184.10 Basis and scope.
184.20 Definitions.
184.50 Prescription drug distribution and cost reporting by pharmacy
benefit managers.
Authority: 42 U.S.C. 1302, 1320b-23.
Sec. 184.10 Basis and scope.
(a) Basis. (1) This part implements section 1150A, Pharmacy Benefit
Managers Transparency Requirements, of title XI of the Social Security
Act.
(2) [Reserved]
(b) Scope. This part establishes standards for Pharmacy Benefit
Managers that administer prescription drug benefits for health
insurance issuers that offer Qualified Health Plans with respect to the
offering of such plans.
Sec. 184.20 Definitions.
The following definitions apply to this part, unless the context
indicates otherwise:
Health insurance issuer has the meaning given to the term in Sec.
144.103 of this subtitle.
Plan year has the meaning given to the term in Sec. 156.20 of this
subchapter.
Qualified health plan has the meaning given to the term in Sec.
156.20 of this subchapter.
Qualified health plan issuer has the meaning given to the term in
Sec. 156.20 of this subchapter.
Sec. 184.50 Prescription drug distribution and cost reporting by
pharmacy benefit managers.
(a) General requirement. In a form, manner, and at such times
specified by HHS, any entity that provides pharmacy benefits management
services on behalf of a qualified health plan (QHP) issuer must provide
to HHS the following information:
(1) The percentage of all prescriptions that were provided under
the QHP through retail pharmacies compared to mail order pharmacies,
and the percentage of prescriptions for which a generic drug was
available and dispensed compared to all drugs dispensed;
(2) The aggregate amount, and the type of rebates, discounts or
price concessions (excluding bona fide service fees) that the pharmacy
benefits manager (PBM) negotiates that are attributable to patient
utilization under the QHP, and the aggregate amount of the rebates,
discounts, or price concessions that are passed through to the QHP
issuer, and the total number of prescriptions that were dispensed.
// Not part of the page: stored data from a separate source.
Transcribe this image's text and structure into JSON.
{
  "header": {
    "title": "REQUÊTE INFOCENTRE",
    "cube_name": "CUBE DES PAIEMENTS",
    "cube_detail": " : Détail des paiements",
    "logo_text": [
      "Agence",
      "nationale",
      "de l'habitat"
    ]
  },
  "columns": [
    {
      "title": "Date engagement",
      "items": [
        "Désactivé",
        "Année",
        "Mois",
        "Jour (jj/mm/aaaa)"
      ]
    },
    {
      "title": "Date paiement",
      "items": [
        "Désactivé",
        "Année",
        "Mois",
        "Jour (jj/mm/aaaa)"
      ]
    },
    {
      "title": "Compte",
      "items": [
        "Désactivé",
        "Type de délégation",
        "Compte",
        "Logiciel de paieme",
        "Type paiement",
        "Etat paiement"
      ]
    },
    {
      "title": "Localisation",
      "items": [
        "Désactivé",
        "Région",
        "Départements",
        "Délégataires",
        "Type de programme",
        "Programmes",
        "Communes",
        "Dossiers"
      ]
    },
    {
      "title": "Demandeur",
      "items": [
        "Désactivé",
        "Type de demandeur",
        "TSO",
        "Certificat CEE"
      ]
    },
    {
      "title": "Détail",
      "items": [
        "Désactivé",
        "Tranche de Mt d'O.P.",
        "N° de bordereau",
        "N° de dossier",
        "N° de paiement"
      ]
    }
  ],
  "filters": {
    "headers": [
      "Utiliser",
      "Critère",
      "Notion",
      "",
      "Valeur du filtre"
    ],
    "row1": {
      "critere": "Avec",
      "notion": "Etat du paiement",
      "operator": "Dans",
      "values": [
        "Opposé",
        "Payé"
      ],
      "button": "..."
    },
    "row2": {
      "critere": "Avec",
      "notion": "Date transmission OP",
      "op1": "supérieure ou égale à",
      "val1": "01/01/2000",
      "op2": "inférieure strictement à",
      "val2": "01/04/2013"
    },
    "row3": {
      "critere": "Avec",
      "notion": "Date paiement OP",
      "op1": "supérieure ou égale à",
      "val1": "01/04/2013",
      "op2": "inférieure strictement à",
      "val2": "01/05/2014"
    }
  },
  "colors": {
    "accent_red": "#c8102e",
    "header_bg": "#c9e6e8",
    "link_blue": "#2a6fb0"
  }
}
(i) Bona fide service fees means fees paid by a manufacturer to an
entity that represent fair market value for a bona fide, itemized
service actually performed on behalf of the manufacturer that the
manufacturer would otherwise perform (or contract for) in the absence
of the service arrangement, and that are not passed on in whole or in
part to a client or customer of an entity, whether or not the entity
takes title to the drug.
(ii) [Reserved]
(3) The aggregate amount of the difference between the amount the
QHP issuer pays its contracted PBM and the amounts that the PBM pays
retail pharmacies, and mail order pharmacies, and the total number of
prescriptions that were dispensed.
(b) Limitations on disclosure. Information disclosed by a PBM under
this section shall not be disclosed by HHS or by a QHP receiving the
information, except that HHS may disclose the information in a form
which does not disclose the identity of a specific PBM, QHP, or prices
charged for drugs, for the following purposes:
(1) As HHS determines to be necessary to carry out section 1150A or
part D of title XVIII of the Act;
(2) To permit the Comptroller General to review the information
provided;
(3) To permit the Director of the Congressional Budget Office to
review the information provided; or
(4) To States to carry out section 1311 of the Affordable Care Act.
(c) Penalties. A PBM that fails to report the information described
in paragraph (a) of this section to HHS on a timely basis or knowingly
provides false information will be subject to the provisions of section
1927(b)(3)(C) of the Act.
Dated: April 27, 2021.
Xavier Becerra,
Secretary, Department of Health and Human Services.